A person 6ft tall stands 10ft from point P directly beneath a lantern hanging 30ft above the ground. The lantern start to fall, thus causing the person shadow to lengthen(L). Given that the lantern falls 16t^2 ft in t seconds, how fast will the shadow be lengthening when t=1
*
l
l 30ft l 6ft s= the height f the falling lantern
l___10ft__l__L___

I got S/(x+10)=6/x solved for s=(6x+60)/x

put that in for -16t^2+30=s

found the x value for when the height has come down for a second (30-16) and got 7.5. took the derivative in respect to t
-32t=6x(-60/x^2)(dx/dt) d

Answer 1

it cut me off dx/dt = 3/2

Answer 2

if helps out greatly if you use variables that are more closely attuned to the tings you are trying to describe by them.

s for "s"hadow

d for "d"istance

b for "b"alloon

l for "l"ight

etc .......

Answer 3

in tis case youve got an application of similiar triangles:

6 is to "d"istance
as
"s"+10 is to "s"hadow

\[\frac{6}{s+10}=\frac{d}{s}\to\ 6s=d(s+10)\]
\[\frac{6}{s+10}=\frac{d}{s}\to\ 6s=sd+10d\]

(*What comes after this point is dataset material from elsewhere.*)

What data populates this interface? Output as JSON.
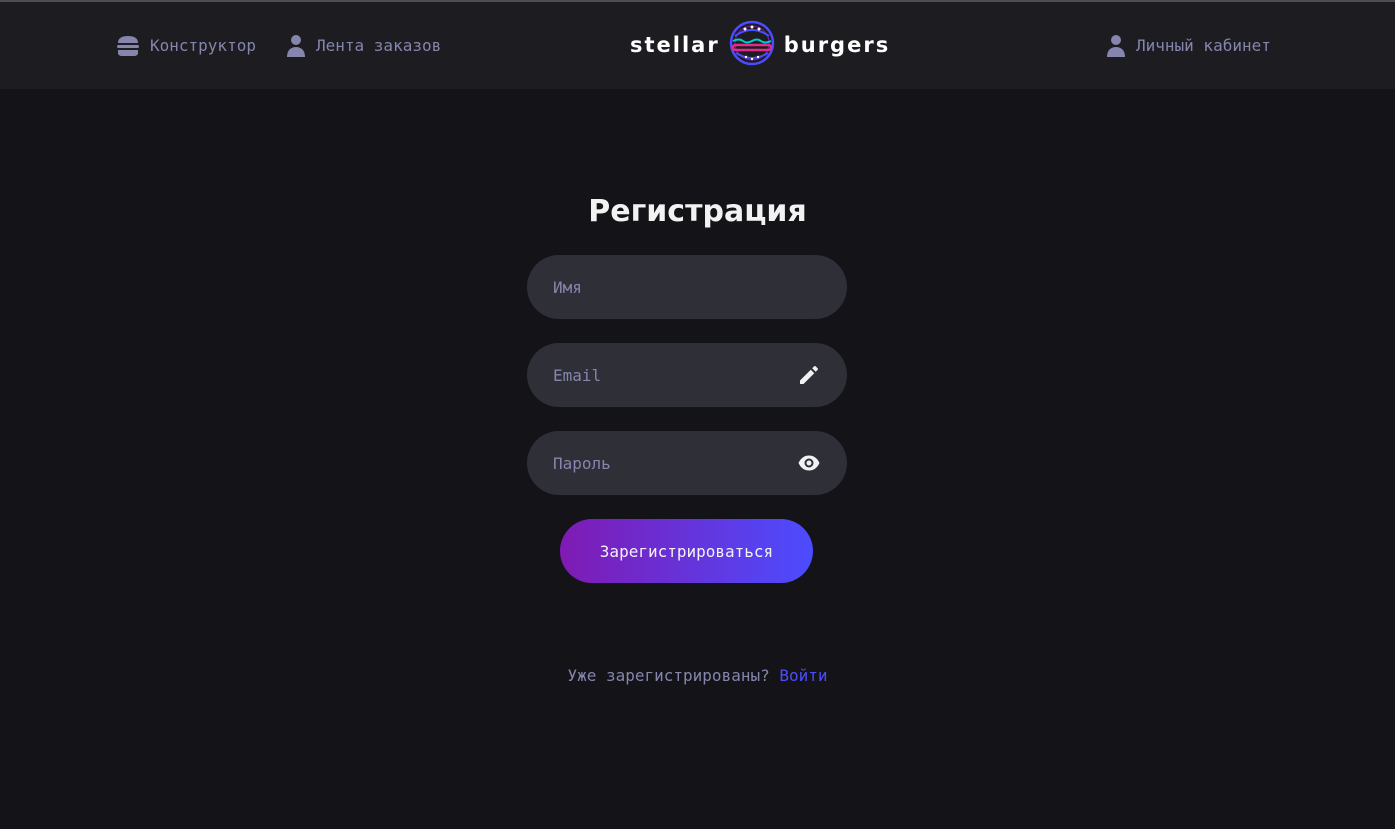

take the derivative to pop out all the rates of change of the variables

\[6s' = s'd+sd' + 10d'\]

since you want to know how fast the shadow is moving, s', solve the eq for s'

\[6s'-s' =d'(s+10)\]
\[s'(6-1) =d'(s+10)\]
\[s' =\frac{d'(s+10)}{5}\]

now all we have to do is determine how fast d' is moving and how long s is, when t=1

Answer 4

so i did it wrong? lol

Answer 5

im guessing d is going to be moving at 32ft/s because the derivative of the distance equation is the velocity equation...

Answer 6

pellet I don't get it I'm over calc this is ridiculous.

Answer 7

I dont understand how my way doesn't work...

Answer 8

*I got S/(x+10)=6/x solved for s=(6x+60)/x

S/(x+10)=6/x ; the variables are just for human convenience; so your write up of it is fine so far

s = 6(x+10)/x = (6x+60)/x is fine as well.

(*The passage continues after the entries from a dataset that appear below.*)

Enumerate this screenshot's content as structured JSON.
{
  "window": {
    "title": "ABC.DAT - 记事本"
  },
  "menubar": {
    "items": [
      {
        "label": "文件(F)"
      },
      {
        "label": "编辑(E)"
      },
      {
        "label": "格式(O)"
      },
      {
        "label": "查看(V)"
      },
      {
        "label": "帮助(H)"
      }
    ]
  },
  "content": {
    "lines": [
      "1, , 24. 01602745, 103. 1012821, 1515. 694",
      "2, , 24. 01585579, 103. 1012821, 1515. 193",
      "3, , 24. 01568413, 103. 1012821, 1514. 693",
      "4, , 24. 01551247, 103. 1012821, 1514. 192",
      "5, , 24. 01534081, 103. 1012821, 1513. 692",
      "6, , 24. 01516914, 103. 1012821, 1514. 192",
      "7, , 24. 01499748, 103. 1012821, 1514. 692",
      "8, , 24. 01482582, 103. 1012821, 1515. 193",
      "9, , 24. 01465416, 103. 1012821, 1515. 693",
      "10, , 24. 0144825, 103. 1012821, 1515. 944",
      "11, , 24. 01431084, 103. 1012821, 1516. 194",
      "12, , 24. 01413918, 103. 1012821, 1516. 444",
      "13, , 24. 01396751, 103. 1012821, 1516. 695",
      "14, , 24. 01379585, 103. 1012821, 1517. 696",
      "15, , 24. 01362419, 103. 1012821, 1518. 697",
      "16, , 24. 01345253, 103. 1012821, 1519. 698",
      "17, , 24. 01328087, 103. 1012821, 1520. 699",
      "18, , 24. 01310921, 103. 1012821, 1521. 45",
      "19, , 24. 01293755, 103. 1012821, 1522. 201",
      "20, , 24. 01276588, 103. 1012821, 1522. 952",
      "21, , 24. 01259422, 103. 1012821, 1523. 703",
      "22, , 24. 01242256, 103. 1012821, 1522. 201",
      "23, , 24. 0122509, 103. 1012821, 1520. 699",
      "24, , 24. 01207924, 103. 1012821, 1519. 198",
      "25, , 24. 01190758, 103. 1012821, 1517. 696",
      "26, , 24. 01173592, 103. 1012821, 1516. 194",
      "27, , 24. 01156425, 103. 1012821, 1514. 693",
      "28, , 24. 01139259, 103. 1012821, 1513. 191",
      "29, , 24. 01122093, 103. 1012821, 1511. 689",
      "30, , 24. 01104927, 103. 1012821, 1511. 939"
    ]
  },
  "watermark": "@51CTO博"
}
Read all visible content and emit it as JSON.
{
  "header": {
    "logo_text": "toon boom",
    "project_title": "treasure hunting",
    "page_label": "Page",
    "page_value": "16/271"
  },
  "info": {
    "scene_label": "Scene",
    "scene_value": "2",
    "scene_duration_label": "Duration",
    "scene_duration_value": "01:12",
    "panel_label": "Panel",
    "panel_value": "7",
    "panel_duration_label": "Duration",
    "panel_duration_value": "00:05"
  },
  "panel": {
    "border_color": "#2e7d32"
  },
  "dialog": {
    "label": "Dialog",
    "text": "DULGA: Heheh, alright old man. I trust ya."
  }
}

*put that in for -16t^2+30=s

your evaluating the height of the lamp at any given time value; thats fine

*found the x value for when the height has come down for a second (30-16) and got 7.5.

s = 30-16 = 14 , when t=1

14 = (6x+60)/x

14x = 6x+60

8x = 60

x = 60/8 = 30/4 = 15/2 = 7.5 , good

took the derivative in respect to t
-32t=6x(-60/x^2)(dx/dt)

this is a little obscure to me. we want to use a formula that gives us a relationship between the shadow the the distance the lamp is from the ground.

if i try to make sense of this tho ...

s = -16t^2 + 30; s' = 32t ; the negative is just a direction that provides
no relevant information

s = (6x+60)/x
sx = 6x+60
s'x+sx' = 6x'
s'x = x'(6-s)

x' = s'x/(6-s)


this looks fine by me; i see an error in my typing above; ive got my s+10 and my s under the wrong parts.

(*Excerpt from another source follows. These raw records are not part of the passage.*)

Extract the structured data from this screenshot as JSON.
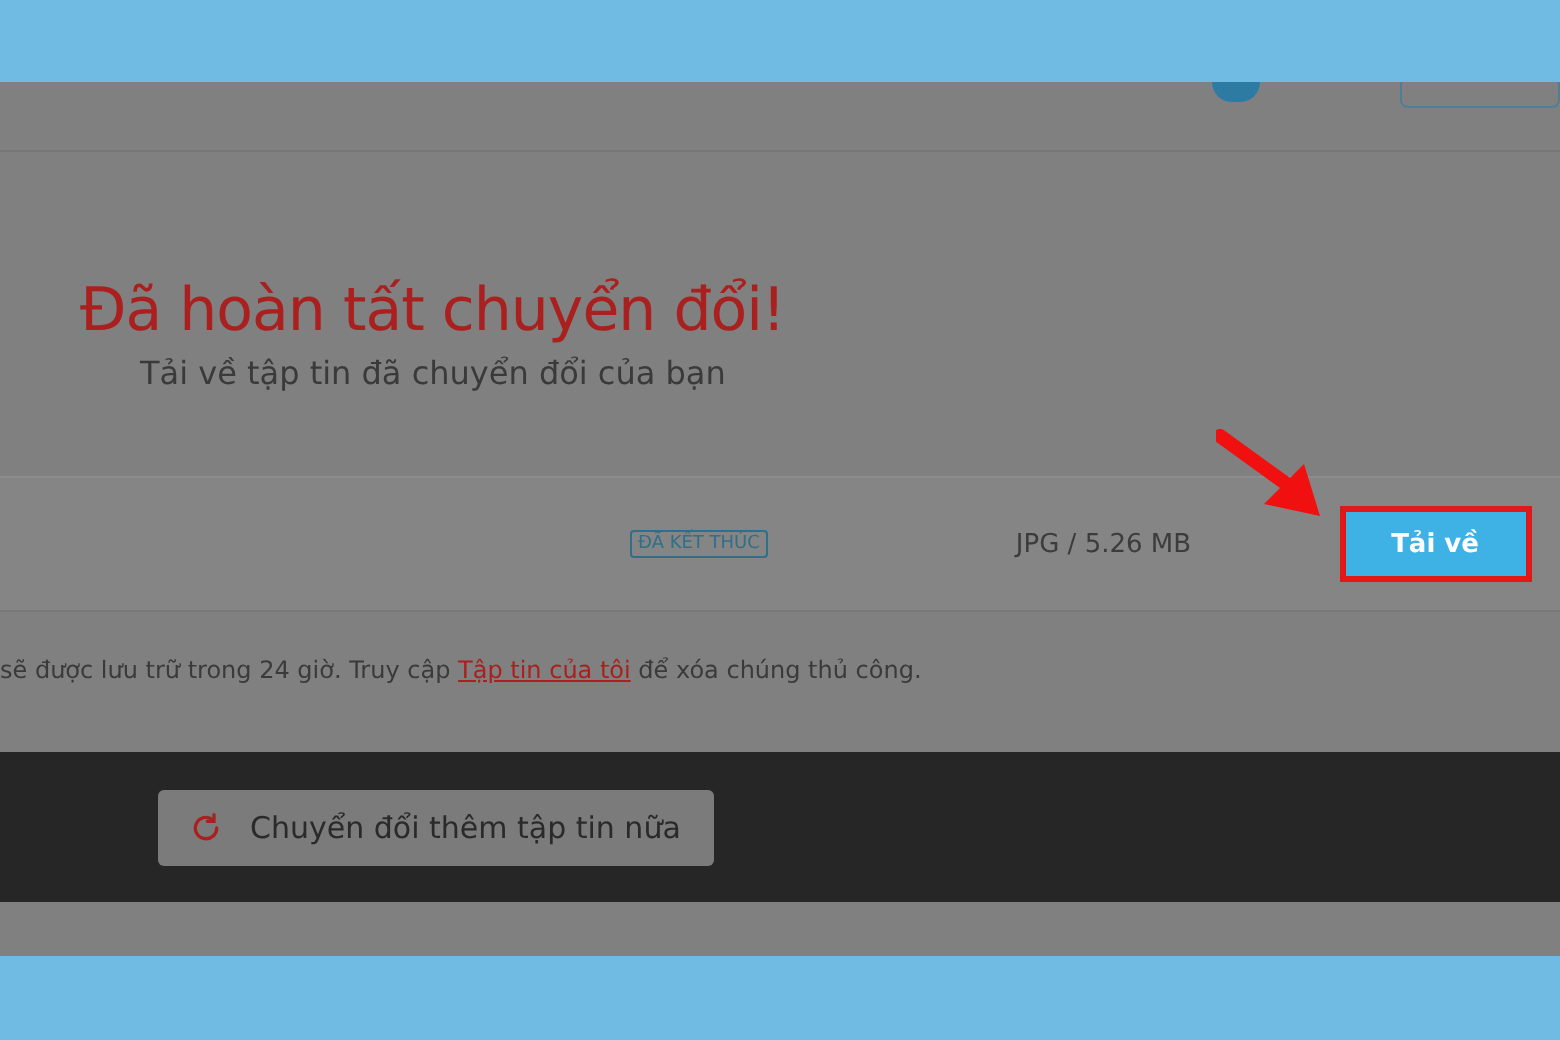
{
  "header": {
    "files_badge": true
  },
  "hero": {
    "title": "Đã hoàn tất chuyển đổi!",
    "subtitle": "Tải về tập tin đã chuyển đổi của bạn"
  },
  "file_row": {
    "status": "ĐÃ KẾT THÚC",
    "info": "JPG / 5.26 MB",
    "download_button": "Tải về",
    "highlighted": true
  },
  "notice": {
    "before": "sẽ được lưu trữ trong 24 giờ. Truy cập ",
    "link": "Tập tin của tôi",
    "after": " để xóa chúng thủ công."
  },
  "convert_more_button": "Chuyển đổi thêm tập tin nữa"
}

\[\frac{6}{s}=\frac{d}{s+10}\to\ 6(s+10)=ds\]
\[6s' = d's + ds'\]
\[s'(6-d)=d's\]
\[s'=\frac{d's}{6-d}\]

\[s'=\frac{32(7.5)}{6-(32-16)}\]
\[s'=\frac{32(7.5)}{-10}\]
\[s'=-16(1.5)=-24\]

Answer 9

hmm the answer is 30. I really appreciate taking the time to go through this. I just need to start figuring out the relationships a little more easily.

Answer 10

30 eh ....

Answer 11

actually I think you did this problem for me before

Answer 12

let me go look

Answer 13

http://openstudy.com/users/awstinf#/updates/4f78ee9ee4b0ddcbb89e7c5f yeah you did this for me before I just didn't get it lol we did something a little different

Answer 14

hmm I wonder if would be better to differentiate right away to see what things i need in respect to time

Answer 15

its best to play around with it and take it apart; break it, make mistakes with it; and learn from the experiences :)

Answer 16

wow i figured out a really easy way to do this lol so it turns out that -32 does do some magic for us if i just do implicit differentiation on this bad boy ds=6s+60 and fill in the blanks it woulds out really well

Answer 17

notice that the ratio is not 6 to d; but is a ration of the lower part 30-d

Answer 18

SEE those are the pictures i should draw

Answer 19

in the equation i just wrote d being the distant at time t=1

Answer 20

using -16t^2+30